Posted: 06 Nov 2017, 11:58
by Chaos Axe
When I make original songs it's just a flow from boredom and what I would want to listen to, and I usually hate it after listening for hours while making it.

Re: How do you feel when you listen to your own music?

Posted: 06 Nov 2017, 13:16
by zim
i think i asked this question before or something similar, it's an interesting question

i usually enjoy listening to the music i create, i just get infinitely frustrated at the writers block i experience. my soundcloud page is full of short riffs and pieces of songs that never get finished. i do like my own music though, if i didn't enjoy it, i wouldn't bother recording it. https://soundcloud.com/cts

Re: How do you feel when you listen to your own music?

Posted: 06 Nov 2017, 15:38
by Verbal
i can hear the spaghetti

Re: How do you feel when you listen to your own music?

Posted: 06 Nov 2017, 18:13
by iamgoat
It really depends on where I'm at in the writing or production process. I've got a lot of ideas aa well but am not good at writing complete songs that I'm happy with. I know all the basics and songstructures, harmonies, melodies, rhythm sections and how to write all that and I can work very well with others on music. Especially if its theirs. I hear so many things in my head that could make a song become better than what it is. I'm just too perfectionistic about my own stuff and get bored with it quickly.

A tip is to play it for other people (or just one person) with them in the room with you. You'll become focused on the big picture and also hear things that could be better because you're less focused on all the details. Having someone else there with you during playback is like you listening to the song for the first time again. It puts you in a different mindset.

All the mixes I've ever done I first played for my girlfriend before sending it out to the artist. Because I'll be listening to it with a different approach and always find something that could be better. Or she will say this.

So try that, play it for someone you trust but you need to be in the room with them for this to work. So no internet sharing.

Also let your music rest for a while, a few weeks maybe and then come back to it. You really need to put hard work and time in it and the best thing is to just finish it. Even if it's not perfect or even any good in your opinion. What matters is that you finish it and then LET GO and MOVE ON. You need to get over the fact that you will always hear the mistakes or the things you're not happy with. Someone else won't even notice those. Keep the big picture in mind.

That way you will free yourself from writersblock. It's easier said than done but really, that works. And maybe when you finish the song, fucking delete the entire project from your harddrive so you can't redo anything. Just keep the final mix and be done with it. Move on.

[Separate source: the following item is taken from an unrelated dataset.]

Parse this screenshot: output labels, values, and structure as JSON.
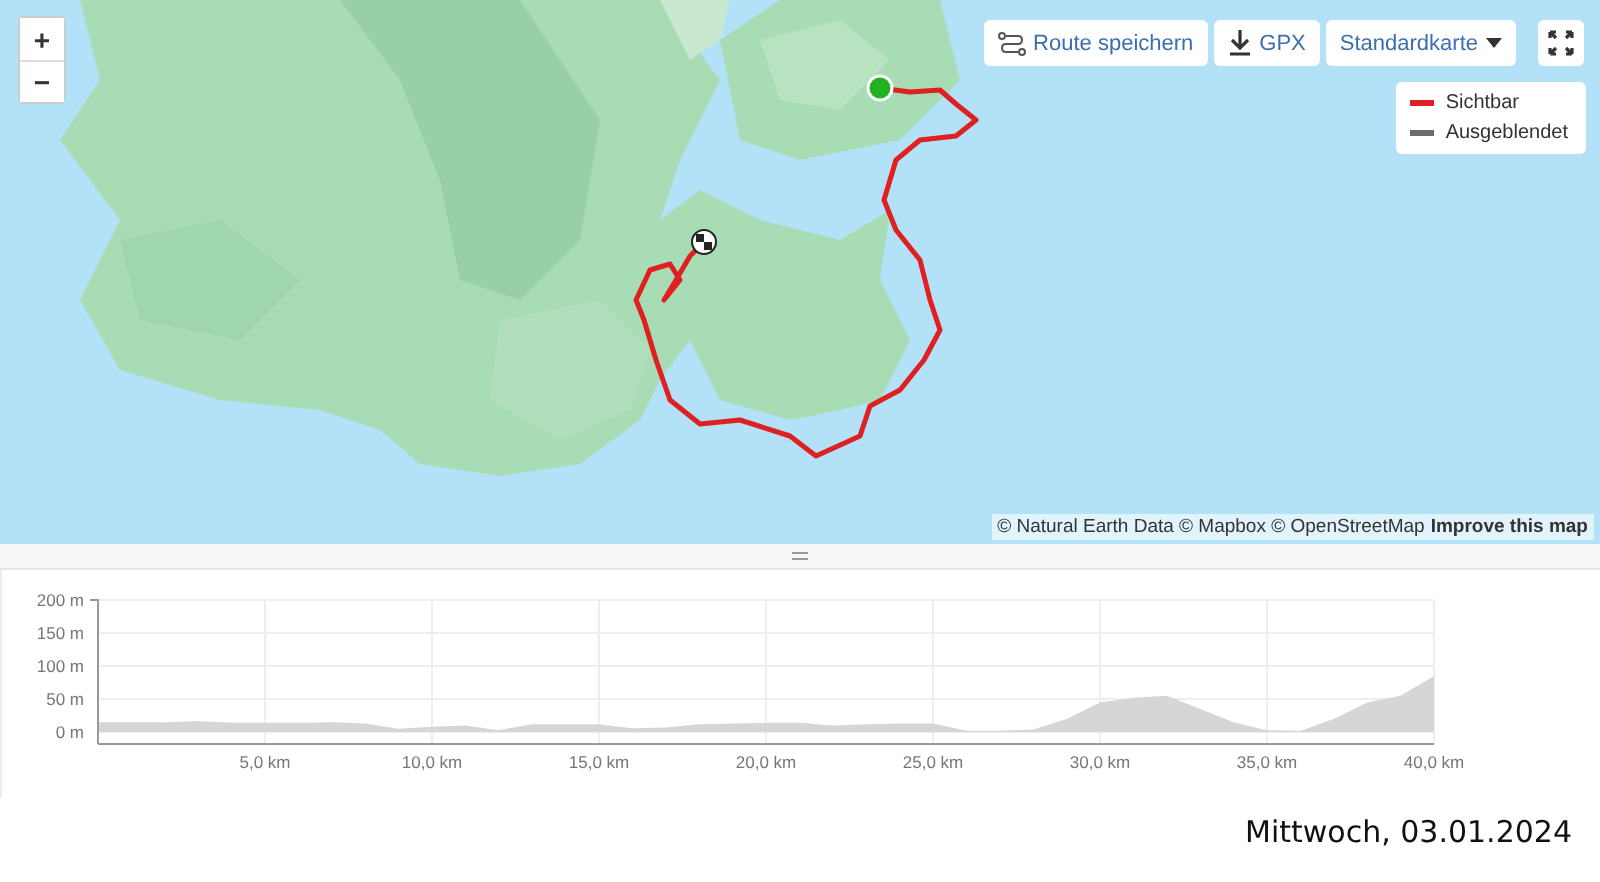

Another thing I've noticed with myself and a lot of other musicians is when they write something, that part is what they use to begin with. Say it's riff A and you want to continue from that. While this idea, riff A, might actually be something you need to build up to. And so riff A becomes riff B or even C and you put that idea later in the timeline of your composition. Then you take elements of that idea and slowly build up to it.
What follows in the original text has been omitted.